"Long threatening, comes at last" is an old Irish saying. It's also a perfect description of Christy Moore, the great Irish folk singer who will finally make his American debut at the Birchmere tonight, after more than a half dozen false starts. Moore, a seminal figure in Irish music through his founding of both Planxty in 1970 and Moving Hearts in 1980, says he "had a problem with flying for about six or seven years, which I've managed to overcome. A few of the proposed visits had to be canceled for various reasons, but the main reason down through the years has been flying. I detest flying."
Since his first album in 1969, Moore's career has been split between various solo stages and the two bands.
"Right now, I'm on me own," he said last week from Dublin. "For the last two years, I've been playing completely solo. Occasionally there have been get-togethers, but they haven't been of an official or public nature. We do the odd thing together, but usually it's the social kind of thing. At this point in time, Moving Hearts no longer exist, they're finished. And at this point in time, Planxty doesn't exist, either."

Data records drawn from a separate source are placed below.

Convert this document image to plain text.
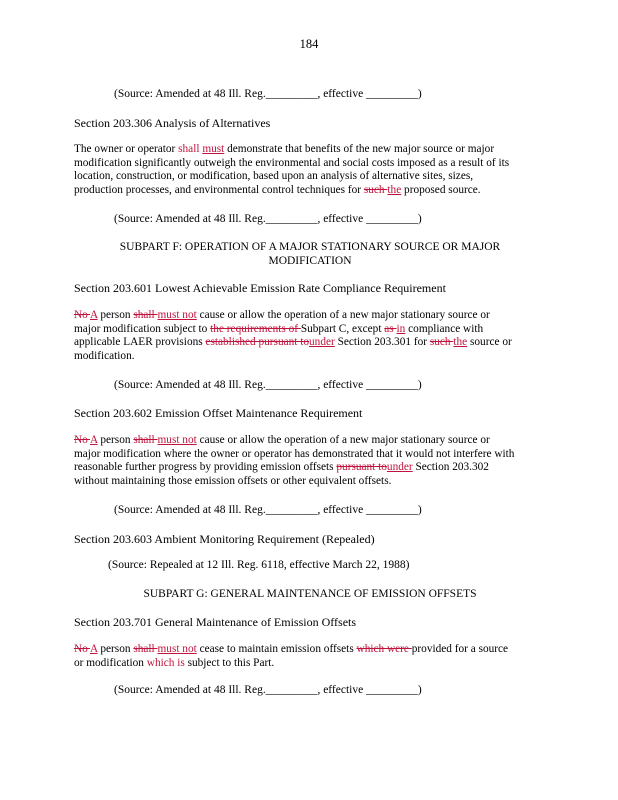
184
(Source: Amended at 48 Ill. Reg._________, effective _________)
Section 203.306 Analysis of Alternatives
The owner or operator shall must demonstrate that benefits of the new major source or major
modification significantly outweigh the environmental and social costs imposed as a result of its
location, construction, or modification, based upon an analysis of alternative sites, sizes,
production processes, and environmental control techniques for such the proposed source.
(Source: Amended at 48 Ill. Reg._________, effective _________)
SUBPART F: OPERATION OF A MAJOR STATIONARY SOURCE OR MAJOR
MODIFICATION
Section 203.601 Lowest Achievable Emission Rate Compliance Requirement
No A person shall must not cause or allow the operation of a new major stationary source or
major modification subject to the requirements of Subpart C, except as in compliance with
applicable LAER provisions established pursuant tounder Section 203.301 for such the source or
modification.
(Source: Amended at 48 Ill. Reg._________, effective _________)
Section 203.602 Emission Offset Maintenance Requirement
No A person shall must not cause or allow the operation of a new major stationary source or
major modification where the owner or operator has demonstrated that it would not interfere with
reasonable further progress by providing emission offsets pursuant tounder Section 203.302
without maintaining those emission offsets or other equivalent offsets.
(Source: Amended at 48 Ill. Reg._________, effective _________)
Section 203.603 Ambient Monitoring Requirement (Repealed)
(Source: Repealed at 12 Ill. Reg. 6118, effective March 22, 1988)
SUBPART G: GENERAL MAINTENANCE OF EMISSION OFFSETS
Section 203.701 General Maintenance of Emission Offsets
No A person shall must not cease to maintain emission offsets which were provided for a source
or modification which is subject to this Part.
(Source: Amended at 48 Ill. Reg._________, effective _________)
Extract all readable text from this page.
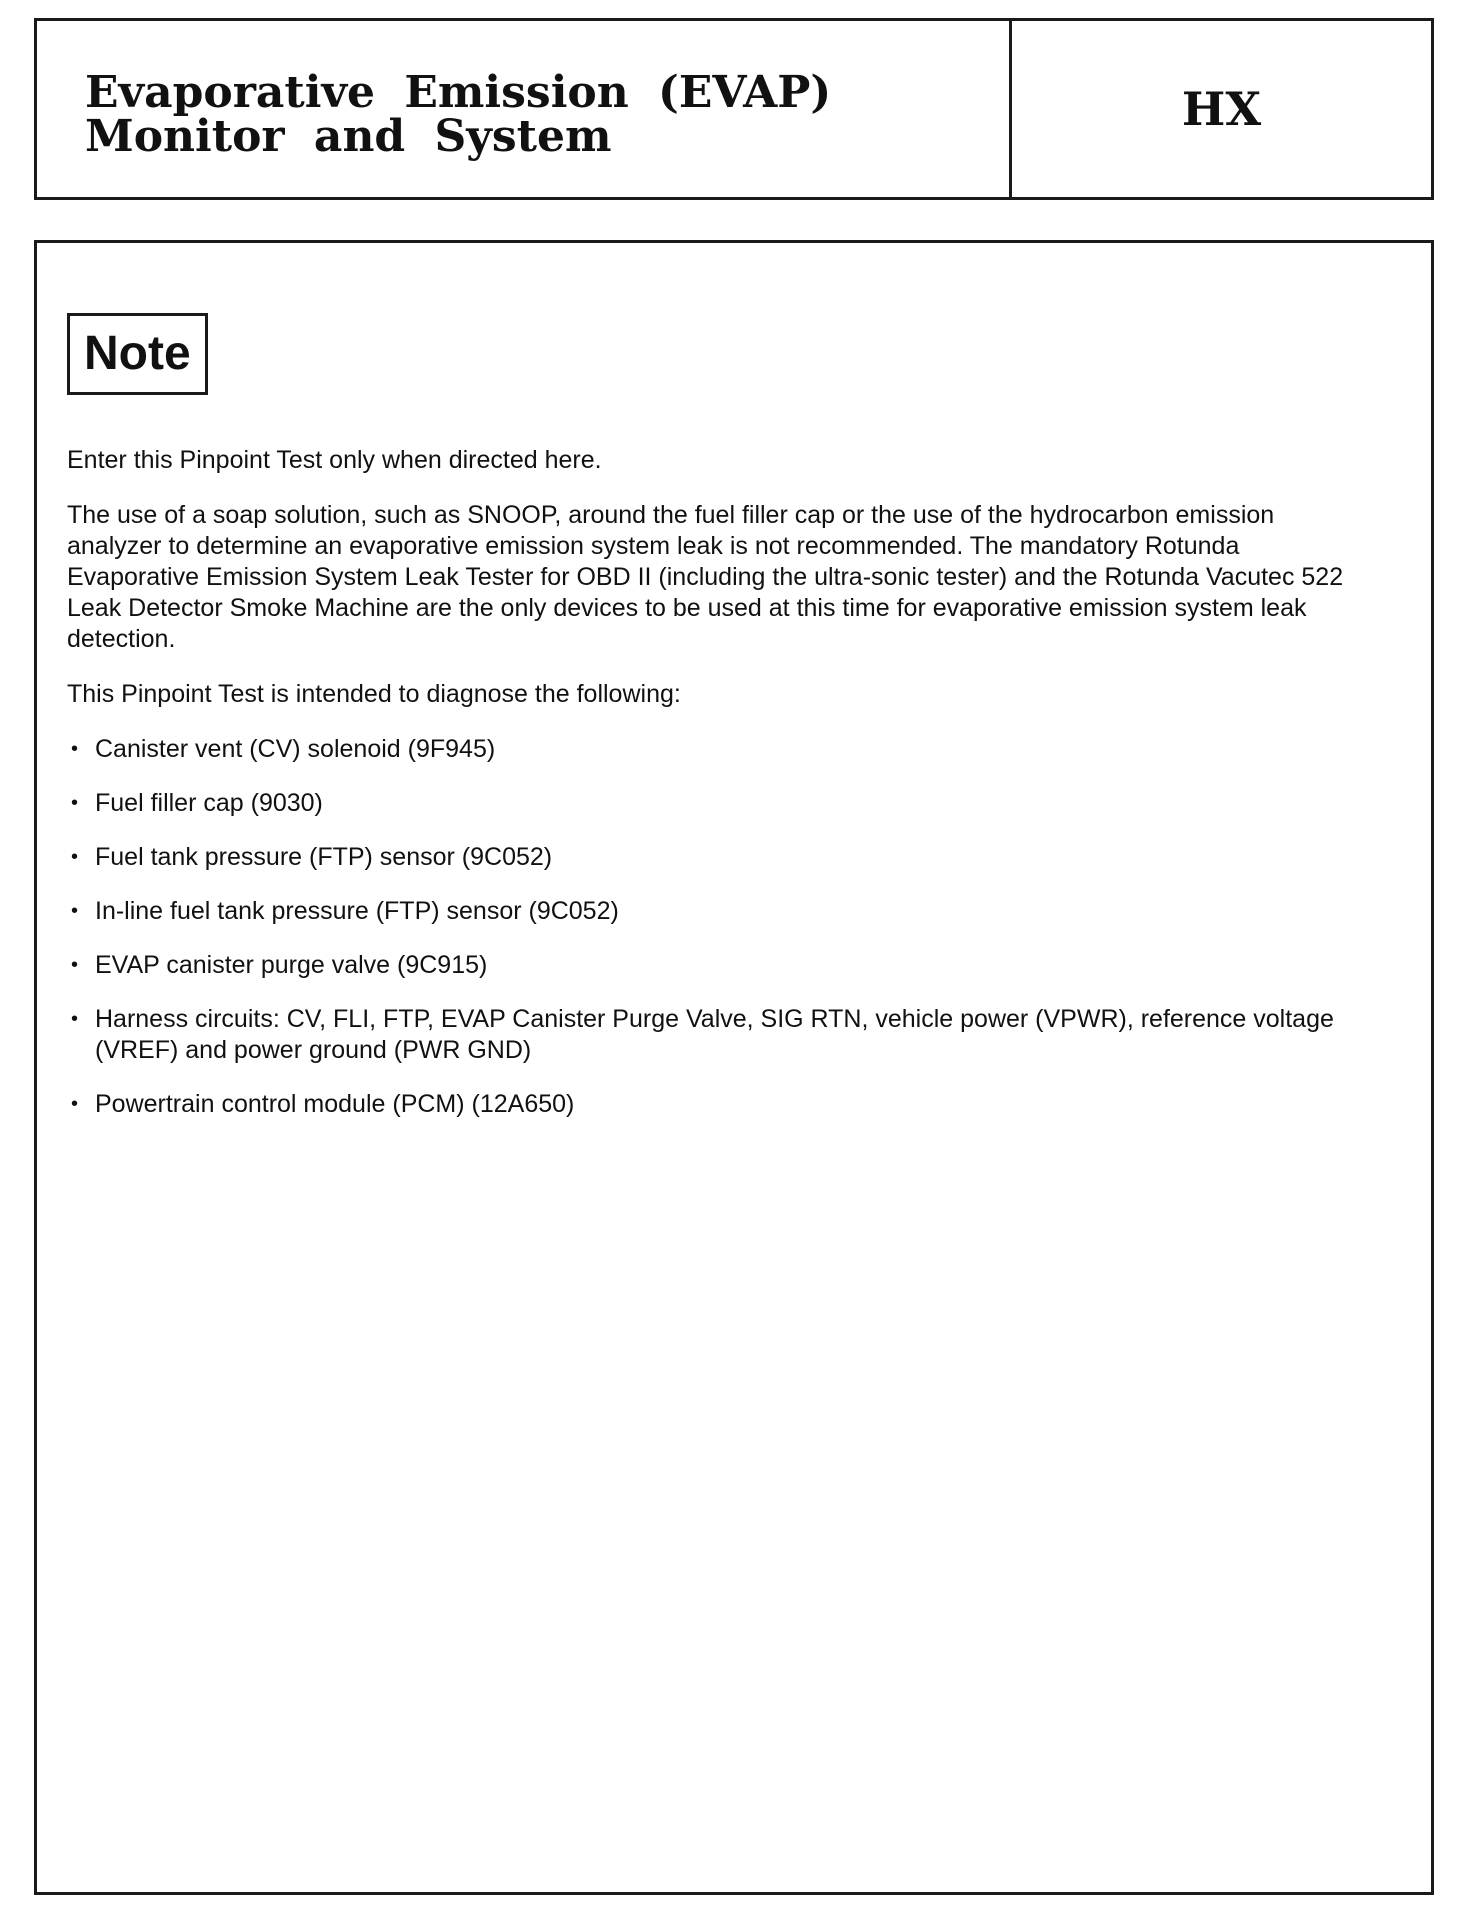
Evaporative Emission (EVAP) Monitor and System
HX
Note

Enter this Pinpoint Test only when directed here.

The use of a soap solution, such as SNOOP, around the fuel filler cap or the use of the hydrocarbon emission analyzer to determine an evaporative emission system leak is not recommended. The mandatory Rotunda Evaporative Emission System Leak Tester for OBD II (including the ultra-sonic tester) and the Rotunda Vacutec 522 Leak Detector Smoke Machine are the only devices to be used at this time for evaporative emission system leak detection.

This Pinpoint Test is intended to diagnose the following:

• Canister vent (CV) solenoid (9F945)
• Fuel filler cap (9030)
• Fuel tank pressure (FTP) sensor (9C052)
• In-line fuel tank pressure (FTP) sensor (9C052)
• EVAP canister purge valve (9C915)
• Harness circuits: CV, FLI, FTP, EVAP Canister Purge Valve, SIG RTN, vehicle power (VPWR), reference voltage (VREF) and power ground (PWR GND)
• Powertrain control module (PCM) (12A650)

Planxty in particular breathed new life into the moribund Irish music scene. The four outstanding musicians and singers (Moore, Donal Lunny, Andy Irvine and Liam O'Flynn) created an enthralling mix of traditional tunes, protest songs and patriotic ballads, all couched in exquisite acoustic grace. Years later, Moving Hearts would take things a step further, combining traditional and rock instrumentation with an increasing protest element. Both bands had a tremendous effect on Irish and English folk and folk rock, but each time Moore departed just as things were about to break, as if he no longer wanted to be contained in proven structures.
"I've always left on very good terms," he points out. "I don't have any problem working with other musicians, but at times I have felt the need to go, and the people I'm working with have understood that. It's more a need to do something different than any problems with individuals."
Actually, Planxty had first come together in the studio, working on Moore's second solo album, "Prosperous." He had been living and playing in England, having originally left Ireland when his job as a bank clerk was interrupted by a major bank strike (the County Kildare native also worked for a while on a North Sea oil rig). "I went back to record the second solo album. Everything worked so well we decided to have a try at a band and it was very successful," he says.
Planxty became the toast of the British Isles and the Continent, building a reputation in America despite Moore's inability to fly across the Atlantic. But by 1976 the group was falling apart, and even though it continued in various forms, it was never the same after Moore's departure. In particular, they missed Moore's wondrous vocals, the iron behind the velvet, in the words of one of his songs.
In the late '70s Moore became a major solo act, winning a number of polls (including one that named him the worst-dressed man in Ireland). A supporter of the Provisional IRA, he also got involved in the antinuclear power movement in Ireland and with the Long Kesh hunger strike of 1981. Not surprisingly, his solo albums have often been informed by this world view, and a sense of solidarity in national struggles. "There's a strength to be gained from looking out," he says. "It's comforting to know that it's not a lone struggle."
"As far back as I can remember, I've never been totally immersed in Ireland, even though the basis of all I do is Irish," Moore says. "I've always been attracted to music and lyrics from other places. I like to take a broader view of things, and I think it's good to have a more international approach." The songs on his new album, "Ride On," though all written by Irish writers, cover the Irish involvement in the Spanish Civil War ("Vive La Quinte Brigada," with an interesting Irish-Spanish accent from Moore), El Savador, Chile and the plight of immigrants. "I wonder how people over there will react to my singing Woody Guthrie songs with an Irish accent," Moore wonders.
His new album also contains two songs by Bobby Sands, the IRA political prisoner who starved himself to death in 1982. Sands was a big fan of Planxty and Moore. "I play quite a lot in the north of Ireland," Moore explains, "and when I'm on the road I'm always looking out for new material. On consecutive nights I was given these songs by different persons in different cities. They came directly from comrades of Bobby's in the Block."
"McIlhaton" is about a moonshine maker, and "Back Home in Derry" is a ballad about deportees. "It's the first time they've been heard by a large audience, or by the general public," Moore says of Sands' songs. "A lot of his writing has been published -- a book of poetry, a little bit of prose, but it's the first time for songs. There just aren't many Bobby Sands songs about -- three or four others." One in particular, Moore found too personal and moving. "You couldn't sing it to a public audience or even a private audience. I cracked up when I heard it."
With his first American tour opening at the Birchmere, Moore has an opportunity to meet a whole new squad of fans who consider him the most influential Irish musician of the last decade. He himself has no great sense of his contributions. "No, I'm always kind of interested to read about it," he laughs, adding, "I don't really take that very seriously. I find it very flattering, but I have more important things to worry about, like the ------- flight to Washington."